All of that had to have been part of Matthew’s, “Now the birth of Jesus the Messiah took place in this way,” (Matthew 1:18) but no one recorded it. We have trouble remembering it.  And we need to remember – especially in these days – we need to remember how the birth of Jesus happened for Mary if we are going to live into our roles as “mothers of God.”

John’s never-read-at-Christmas account of Jesus’s birth makes our ‘mother of God’ role crystal clear (Rev. 12). And no wonder we don’t read it! An expectant mother is about to give birth while an incarnation of evil waits to catch and devour her baby the moment the child is delivered. For John, we (the Church) are that expectant mother, the agent through which Jesus arrives in our time and our place. And just like Mary’s experience, our delivery of the Christ in the world is fraught with fears, painful and exhausting, and includes blood, sweat, and tears. But we don’t really want to hear that version of the nativity on Christmas Eve. 

Neither do we want to hear the after-birth Gospel accounts about the Holy Family fleeing for their lives and seeking asylum in Egypt, or the ensuing slaughter of Bethlehem’s children under age two. Still, those stories are part of the Holy Family’s Christmas experience. Tragically, stories like those are the Christmas experience still of too many families in poverty, facing violence, being trafficked, at our country’s borders, separated, and in detention. 

I wonder exactly when Christmas became the story of Jesus coming into the world to deliver individuals from personal sin. That wasn’t Mary’s experience. Mary’s song about Christmas (Luke 1:46-55) was about bringing down the mighty and filling up the hungry. Delivering Jesus into the world was a painful, messy, labor-intensive task. But the outcome was, and is, new life in our midst! Mary’s lens on Christmas promised a time when everything would be made right again. As long as we are willing to be “mothers of God” and deliver Jesus into our world, Christmas still holds that promise. 

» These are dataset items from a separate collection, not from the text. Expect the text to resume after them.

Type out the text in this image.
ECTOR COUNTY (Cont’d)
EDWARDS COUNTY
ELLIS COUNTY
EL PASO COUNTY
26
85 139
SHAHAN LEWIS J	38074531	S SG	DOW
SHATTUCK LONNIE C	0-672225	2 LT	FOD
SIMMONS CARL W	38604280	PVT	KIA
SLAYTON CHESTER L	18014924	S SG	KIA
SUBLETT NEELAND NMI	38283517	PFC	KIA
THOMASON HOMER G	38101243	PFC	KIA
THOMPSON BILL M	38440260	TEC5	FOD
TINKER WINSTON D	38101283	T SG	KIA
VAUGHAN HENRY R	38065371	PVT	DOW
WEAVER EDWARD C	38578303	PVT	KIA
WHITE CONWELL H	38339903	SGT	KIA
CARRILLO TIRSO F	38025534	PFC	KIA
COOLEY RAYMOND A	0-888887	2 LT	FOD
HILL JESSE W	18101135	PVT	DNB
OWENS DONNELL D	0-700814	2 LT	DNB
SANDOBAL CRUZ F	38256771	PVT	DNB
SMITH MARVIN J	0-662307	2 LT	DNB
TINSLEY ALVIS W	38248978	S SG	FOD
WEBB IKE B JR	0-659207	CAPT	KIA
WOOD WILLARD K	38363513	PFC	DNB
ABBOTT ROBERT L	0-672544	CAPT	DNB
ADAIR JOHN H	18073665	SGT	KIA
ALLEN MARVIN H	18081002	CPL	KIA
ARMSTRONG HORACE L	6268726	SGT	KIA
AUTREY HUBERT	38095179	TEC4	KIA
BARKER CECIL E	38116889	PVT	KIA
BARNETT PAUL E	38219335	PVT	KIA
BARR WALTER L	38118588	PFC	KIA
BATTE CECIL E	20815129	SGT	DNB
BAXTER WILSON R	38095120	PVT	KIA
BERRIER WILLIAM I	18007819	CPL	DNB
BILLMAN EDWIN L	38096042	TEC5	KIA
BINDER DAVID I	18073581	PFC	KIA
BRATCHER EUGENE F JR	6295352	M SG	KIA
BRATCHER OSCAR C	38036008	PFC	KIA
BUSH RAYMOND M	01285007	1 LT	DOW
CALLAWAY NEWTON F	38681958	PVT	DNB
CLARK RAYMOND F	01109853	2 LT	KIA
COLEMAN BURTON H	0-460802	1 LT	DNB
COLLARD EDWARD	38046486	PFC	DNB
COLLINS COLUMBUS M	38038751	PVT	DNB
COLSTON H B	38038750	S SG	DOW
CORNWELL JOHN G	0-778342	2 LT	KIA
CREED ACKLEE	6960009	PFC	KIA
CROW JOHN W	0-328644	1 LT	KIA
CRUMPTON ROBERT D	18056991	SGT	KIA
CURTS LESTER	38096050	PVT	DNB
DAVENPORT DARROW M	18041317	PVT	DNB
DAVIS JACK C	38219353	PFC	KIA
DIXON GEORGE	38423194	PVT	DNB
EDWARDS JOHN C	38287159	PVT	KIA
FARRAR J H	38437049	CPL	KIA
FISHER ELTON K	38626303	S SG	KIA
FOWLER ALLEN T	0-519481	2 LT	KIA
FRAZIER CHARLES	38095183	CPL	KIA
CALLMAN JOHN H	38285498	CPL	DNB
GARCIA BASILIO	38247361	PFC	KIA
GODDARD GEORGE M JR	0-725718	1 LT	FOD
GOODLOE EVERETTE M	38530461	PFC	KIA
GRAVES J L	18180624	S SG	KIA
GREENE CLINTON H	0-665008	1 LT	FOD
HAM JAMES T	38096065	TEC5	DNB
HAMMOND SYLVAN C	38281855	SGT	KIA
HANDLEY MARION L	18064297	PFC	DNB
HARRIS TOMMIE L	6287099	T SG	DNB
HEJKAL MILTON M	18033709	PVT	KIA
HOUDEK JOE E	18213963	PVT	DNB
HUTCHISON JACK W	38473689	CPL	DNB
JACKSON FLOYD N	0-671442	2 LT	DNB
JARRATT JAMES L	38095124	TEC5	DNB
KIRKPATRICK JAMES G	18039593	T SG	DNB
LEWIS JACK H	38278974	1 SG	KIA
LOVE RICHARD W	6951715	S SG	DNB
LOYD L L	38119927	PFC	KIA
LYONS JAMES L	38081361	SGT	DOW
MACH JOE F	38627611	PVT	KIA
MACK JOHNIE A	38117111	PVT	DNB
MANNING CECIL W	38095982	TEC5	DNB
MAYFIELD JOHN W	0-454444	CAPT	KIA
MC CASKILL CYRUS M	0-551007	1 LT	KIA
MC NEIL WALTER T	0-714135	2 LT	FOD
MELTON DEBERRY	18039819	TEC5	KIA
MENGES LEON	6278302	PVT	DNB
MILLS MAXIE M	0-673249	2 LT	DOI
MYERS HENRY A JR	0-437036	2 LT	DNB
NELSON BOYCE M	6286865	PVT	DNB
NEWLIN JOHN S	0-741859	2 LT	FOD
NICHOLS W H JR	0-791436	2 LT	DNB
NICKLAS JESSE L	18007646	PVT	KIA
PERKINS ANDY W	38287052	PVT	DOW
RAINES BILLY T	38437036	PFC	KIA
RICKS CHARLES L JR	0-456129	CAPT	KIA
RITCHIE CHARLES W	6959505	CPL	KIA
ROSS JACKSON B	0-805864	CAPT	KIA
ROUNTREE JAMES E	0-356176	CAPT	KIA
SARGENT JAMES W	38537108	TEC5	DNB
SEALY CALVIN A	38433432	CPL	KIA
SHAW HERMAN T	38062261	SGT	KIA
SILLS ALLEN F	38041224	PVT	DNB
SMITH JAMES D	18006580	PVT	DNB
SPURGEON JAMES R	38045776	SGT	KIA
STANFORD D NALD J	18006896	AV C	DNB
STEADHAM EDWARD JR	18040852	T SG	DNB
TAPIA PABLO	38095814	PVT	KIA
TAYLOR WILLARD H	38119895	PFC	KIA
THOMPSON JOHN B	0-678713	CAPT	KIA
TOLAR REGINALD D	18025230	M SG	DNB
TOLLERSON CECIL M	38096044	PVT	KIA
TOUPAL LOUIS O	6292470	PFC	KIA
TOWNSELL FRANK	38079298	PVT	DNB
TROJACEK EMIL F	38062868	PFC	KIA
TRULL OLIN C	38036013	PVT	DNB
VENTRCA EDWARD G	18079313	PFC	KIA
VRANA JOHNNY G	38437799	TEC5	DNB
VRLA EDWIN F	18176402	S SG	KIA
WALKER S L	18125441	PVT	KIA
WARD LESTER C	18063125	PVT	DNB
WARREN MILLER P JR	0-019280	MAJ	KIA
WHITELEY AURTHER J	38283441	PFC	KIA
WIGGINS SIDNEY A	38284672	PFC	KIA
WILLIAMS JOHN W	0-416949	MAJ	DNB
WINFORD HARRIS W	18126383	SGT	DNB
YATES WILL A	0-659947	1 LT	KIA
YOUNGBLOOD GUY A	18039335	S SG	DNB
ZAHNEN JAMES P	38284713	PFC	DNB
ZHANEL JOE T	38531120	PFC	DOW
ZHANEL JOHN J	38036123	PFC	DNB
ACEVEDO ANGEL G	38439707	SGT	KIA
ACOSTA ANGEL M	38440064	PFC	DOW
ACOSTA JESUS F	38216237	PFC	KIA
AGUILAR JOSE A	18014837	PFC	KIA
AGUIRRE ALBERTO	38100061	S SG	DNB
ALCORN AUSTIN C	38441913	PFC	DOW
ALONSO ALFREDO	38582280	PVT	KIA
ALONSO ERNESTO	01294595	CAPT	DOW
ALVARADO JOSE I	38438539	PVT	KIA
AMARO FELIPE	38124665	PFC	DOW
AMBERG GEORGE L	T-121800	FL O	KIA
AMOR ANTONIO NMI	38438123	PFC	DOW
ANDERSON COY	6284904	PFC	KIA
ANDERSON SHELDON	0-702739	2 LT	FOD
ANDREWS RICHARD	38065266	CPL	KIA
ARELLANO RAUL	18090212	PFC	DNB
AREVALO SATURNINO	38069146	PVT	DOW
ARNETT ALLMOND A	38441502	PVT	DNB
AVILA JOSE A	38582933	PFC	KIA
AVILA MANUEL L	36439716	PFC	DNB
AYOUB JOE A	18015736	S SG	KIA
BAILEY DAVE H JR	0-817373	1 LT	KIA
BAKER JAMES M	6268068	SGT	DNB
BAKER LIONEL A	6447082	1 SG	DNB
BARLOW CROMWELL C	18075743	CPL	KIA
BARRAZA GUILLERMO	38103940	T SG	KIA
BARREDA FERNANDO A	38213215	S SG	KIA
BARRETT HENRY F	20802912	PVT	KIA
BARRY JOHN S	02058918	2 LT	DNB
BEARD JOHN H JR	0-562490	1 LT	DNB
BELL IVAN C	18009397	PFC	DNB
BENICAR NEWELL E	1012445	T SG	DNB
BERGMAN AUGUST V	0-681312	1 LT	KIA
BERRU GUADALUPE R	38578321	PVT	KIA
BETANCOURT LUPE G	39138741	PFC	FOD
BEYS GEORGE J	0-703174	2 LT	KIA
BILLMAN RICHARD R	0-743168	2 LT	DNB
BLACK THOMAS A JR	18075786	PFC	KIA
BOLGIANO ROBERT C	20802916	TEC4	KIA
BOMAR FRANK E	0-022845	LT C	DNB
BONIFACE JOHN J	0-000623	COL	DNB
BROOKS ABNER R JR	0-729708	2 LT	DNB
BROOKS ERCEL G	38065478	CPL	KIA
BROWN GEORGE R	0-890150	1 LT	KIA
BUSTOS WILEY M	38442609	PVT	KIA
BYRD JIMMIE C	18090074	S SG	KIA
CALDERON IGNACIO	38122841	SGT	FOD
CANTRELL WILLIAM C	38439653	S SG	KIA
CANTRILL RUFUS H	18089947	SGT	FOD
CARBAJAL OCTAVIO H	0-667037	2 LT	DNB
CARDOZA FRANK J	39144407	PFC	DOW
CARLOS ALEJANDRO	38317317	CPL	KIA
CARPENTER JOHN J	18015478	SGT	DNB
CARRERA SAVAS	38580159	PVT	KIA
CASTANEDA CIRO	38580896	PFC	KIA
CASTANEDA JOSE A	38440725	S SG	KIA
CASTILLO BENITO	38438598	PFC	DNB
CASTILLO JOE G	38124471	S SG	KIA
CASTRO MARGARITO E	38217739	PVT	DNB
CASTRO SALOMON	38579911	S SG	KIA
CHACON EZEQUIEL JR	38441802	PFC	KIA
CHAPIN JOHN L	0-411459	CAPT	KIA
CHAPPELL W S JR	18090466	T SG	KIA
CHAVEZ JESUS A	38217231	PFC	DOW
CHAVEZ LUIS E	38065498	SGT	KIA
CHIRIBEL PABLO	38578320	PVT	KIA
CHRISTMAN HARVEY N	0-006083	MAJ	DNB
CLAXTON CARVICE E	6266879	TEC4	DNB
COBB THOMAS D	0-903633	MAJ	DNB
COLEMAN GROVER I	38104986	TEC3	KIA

When Jesus does arrive through our acts of charity, advocacy, generosity, solidarity, or justice restored, we can experience, like I imagine Mary experiencing, the truth of John’s words: When a woman is in labor, she has pain, because her hour has come. But when her child is born, she no longer remembers the anguish because of the joy of having brought a human being into the world. (John 16:21) May these Twelve Days of Christmas revive and renew you, strengthen and encourage you, empower and embolden you as mothers of God in our time. May joy be yours every time you bring Jesus into the world, joy so profound that everything you just went through in the process melts into God’s forgiving forgetfulness.  And be assured of this: everything in that moment is right with the world.